Vente de doublets en archéologie

Les doublets, objets en double, sont des éléments que tout collectionneur de timbres-poste ou de cartes Panini cherche à négocier de la manière la plus favorable possible, soit par échange, soit par vente.  Dans le cadre de l’archéologie, cet esprit de collection est plutôt mal perçu, comme doivent l’apprendre les amateurs de détecteur de métaux. Les lois et les règlements en vigueur dans tous les pays conscients de la valeur de leur patrimoine culturel, tendent à soustraire l’objet archéologique de sa valeur marchande, et rendent sa propriété inaliénable de celle de l’état dans lequel il a été découvert.  Pourtant, au cours de deux conférences présentées hier au Laténium dans le cadre des  journées organisées par le Projet collectif de recherche (PCR) « Archives et correspondances de Joseph Déchelette » sur « Le financement et la réglementation étatique de l’archéologie (fin XIXe- XXe)», certains participants furent surpris d’apprendre que la pratique  du doublet avait bien eu cours de manière tout à fait officielle avec les collections réunies par Paul Vouga, au nom du musée de Neuchâtel. En particulier, lors des fouilles scientifiques, méthodiques et exhaustives conduites entre 1907 et 1917 du célèbre site de La Tène, éponyme du Second âge du Fer, une partie du financement des fouilles put être obtenue grâce à la vente de doublets (ou doublons) provenant des sites palafittiques situés au bord des lacs. Pour Vouga, il ne s’agissait pas de s’enrichir personnellement, juste de couvrir une partie des frais des recherches de la “Commission La Tène”,  par ailleurs très mal subventionnée.

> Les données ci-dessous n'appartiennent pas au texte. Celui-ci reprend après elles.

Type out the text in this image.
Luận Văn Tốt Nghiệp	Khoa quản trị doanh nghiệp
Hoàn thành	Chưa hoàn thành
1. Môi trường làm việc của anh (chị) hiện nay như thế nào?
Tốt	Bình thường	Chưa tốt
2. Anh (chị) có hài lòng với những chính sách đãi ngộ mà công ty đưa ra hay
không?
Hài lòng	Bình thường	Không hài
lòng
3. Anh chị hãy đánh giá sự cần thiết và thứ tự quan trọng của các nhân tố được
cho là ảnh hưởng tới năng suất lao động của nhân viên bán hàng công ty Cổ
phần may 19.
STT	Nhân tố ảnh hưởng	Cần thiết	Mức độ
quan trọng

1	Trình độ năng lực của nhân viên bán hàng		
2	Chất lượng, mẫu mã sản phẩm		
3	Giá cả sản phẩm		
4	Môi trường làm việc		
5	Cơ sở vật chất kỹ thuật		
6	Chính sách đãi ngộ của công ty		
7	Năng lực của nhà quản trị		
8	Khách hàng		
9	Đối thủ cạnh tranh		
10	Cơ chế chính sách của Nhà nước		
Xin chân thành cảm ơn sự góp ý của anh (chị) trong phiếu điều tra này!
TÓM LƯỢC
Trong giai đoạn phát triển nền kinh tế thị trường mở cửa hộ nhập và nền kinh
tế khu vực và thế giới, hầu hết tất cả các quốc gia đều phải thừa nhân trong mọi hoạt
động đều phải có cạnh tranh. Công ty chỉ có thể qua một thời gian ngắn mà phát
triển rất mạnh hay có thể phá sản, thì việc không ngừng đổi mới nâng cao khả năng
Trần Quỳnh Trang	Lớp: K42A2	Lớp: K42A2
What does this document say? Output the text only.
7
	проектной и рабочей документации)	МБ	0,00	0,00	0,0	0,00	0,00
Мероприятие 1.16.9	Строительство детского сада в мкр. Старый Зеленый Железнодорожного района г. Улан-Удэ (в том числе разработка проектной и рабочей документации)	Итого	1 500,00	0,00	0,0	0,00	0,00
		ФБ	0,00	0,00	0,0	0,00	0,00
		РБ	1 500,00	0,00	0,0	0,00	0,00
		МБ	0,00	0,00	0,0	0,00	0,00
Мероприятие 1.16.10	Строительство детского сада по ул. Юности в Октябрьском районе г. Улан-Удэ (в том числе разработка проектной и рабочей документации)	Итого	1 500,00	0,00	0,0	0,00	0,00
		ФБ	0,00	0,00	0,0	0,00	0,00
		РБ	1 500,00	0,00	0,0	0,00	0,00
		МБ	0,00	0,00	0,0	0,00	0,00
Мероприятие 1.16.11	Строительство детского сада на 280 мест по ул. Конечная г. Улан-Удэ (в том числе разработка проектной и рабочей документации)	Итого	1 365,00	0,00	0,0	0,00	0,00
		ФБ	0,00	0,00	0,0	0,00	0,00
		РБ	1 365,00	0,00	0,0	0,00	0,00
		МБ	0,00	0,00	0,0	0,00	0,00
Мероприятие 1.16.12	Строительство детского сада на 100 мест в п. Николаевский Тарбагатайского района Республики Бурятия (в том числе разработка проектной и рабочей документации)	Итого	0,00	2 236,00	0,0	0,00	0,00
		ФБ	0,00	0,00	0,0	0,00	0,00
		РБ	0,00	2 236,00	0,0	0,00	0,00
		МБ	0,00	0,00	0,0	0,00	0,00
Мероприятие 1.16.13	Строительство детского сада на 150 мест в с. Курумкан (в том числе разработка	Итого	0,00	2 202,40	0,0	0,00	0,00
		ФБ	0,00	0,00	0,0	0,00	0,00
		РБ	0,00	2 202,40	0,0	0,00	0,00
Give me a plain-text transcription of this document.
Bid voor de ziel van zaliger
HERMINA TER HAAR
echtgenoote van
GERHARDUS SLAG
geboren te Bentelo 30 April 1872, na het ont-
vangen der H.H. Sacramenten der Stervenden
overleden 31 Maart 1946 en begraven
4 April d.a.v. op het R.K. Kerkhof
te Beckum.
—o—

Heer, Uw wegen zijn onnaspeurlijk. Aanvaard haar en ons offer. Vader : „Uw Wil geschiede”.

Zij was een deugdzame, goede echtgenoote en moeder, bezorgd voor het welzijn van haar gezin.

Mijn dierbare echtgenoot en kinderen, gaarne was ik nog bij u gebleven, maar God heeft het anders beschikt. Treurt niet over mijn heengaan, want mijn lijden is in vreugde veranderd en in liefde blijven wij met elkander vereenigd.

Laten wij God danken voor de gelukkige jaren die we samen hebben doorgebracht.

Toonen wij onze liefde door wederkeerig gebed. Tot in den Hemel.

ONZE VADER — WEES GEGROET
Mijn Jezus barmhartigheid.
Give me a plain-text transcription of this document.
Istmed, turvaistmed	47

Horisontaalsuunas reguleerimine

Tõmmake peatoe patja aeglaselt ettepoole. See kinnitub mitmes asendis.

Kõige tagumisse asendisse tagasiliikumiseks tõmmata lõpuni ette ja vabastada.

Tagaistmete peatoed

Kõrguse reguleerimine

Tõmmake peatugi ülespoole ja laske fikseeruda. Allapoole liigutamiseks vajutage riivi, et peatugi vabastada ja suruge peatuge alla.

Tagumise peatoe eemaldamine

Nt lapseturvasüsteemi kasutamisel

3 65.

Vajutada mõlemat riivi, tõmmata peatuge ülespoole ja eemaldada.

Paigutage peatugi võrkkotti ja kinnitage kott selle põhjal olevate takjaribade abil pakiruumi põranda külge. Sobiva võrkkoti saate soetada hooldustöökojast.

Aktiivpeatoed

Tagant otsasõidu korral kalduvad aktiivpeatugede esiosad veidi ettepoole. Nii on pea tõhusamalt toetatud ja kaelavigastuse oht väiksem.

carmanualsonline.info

Fouilles interdites sous peine d’amende

Il faut cependant se demander, à l’heure des réductions des subventions étatiques dans les musées, si la pratique du doublet ne pourrait pas avoir quelque intérêt dans la gestion et la sauvegarde de certaines collections d’objets. Au demeurant, même si  tout objet est unique en soi, il ressort des typologies que l’on s’ingénie à construire que l’on peut très bien rassembler certains objets semblables, voire identiques, dans des types bien définis, comme on le fait avec des pièces de monnaies, des amphores romaines ou des haches en bronze. Ne serait-il dès lors pas possible, afin de palier aux réductions de crédits, de vendre une partie des collections des musées ou des objets de fouilles après étude, au lieu de les mettre en dépôts non visitables?  Dans le texte de l’Ordonnance sur le fonds des musées de l’Office fédéral de la culture (OFC), qui règle le cas des collections de la Fondation Musées Suisses directement gérées par la Confédération, la possibilité de vendre des objets des collections pour alimenter les comptes est bien évoquée. Cependant il est précisé que « La vente d’objets de collections n’est possible qu’en vue du financement de l’achat de nouveaux objets de collections et est soumise à l’approbation de la direction de l’OFC », ce qui est en accord avec le code de déontologie prôné par l’ICOM. Est-ce que les pays au patrimoine archéologique riche, comme l’Italie, la Grèce ou l’Egypte, mais pauvres en financement ne pourraient pas penser à la cession de leur doublets pour assurer la conservation de leurs collections ou de leur patrimoine en place de l’acquisition de nouveaux objets? Cela permettrait peut-être, par la vente d’artéfacts de fouilles légales, de casser le marché des antiquités résultant des fouilles clandestines.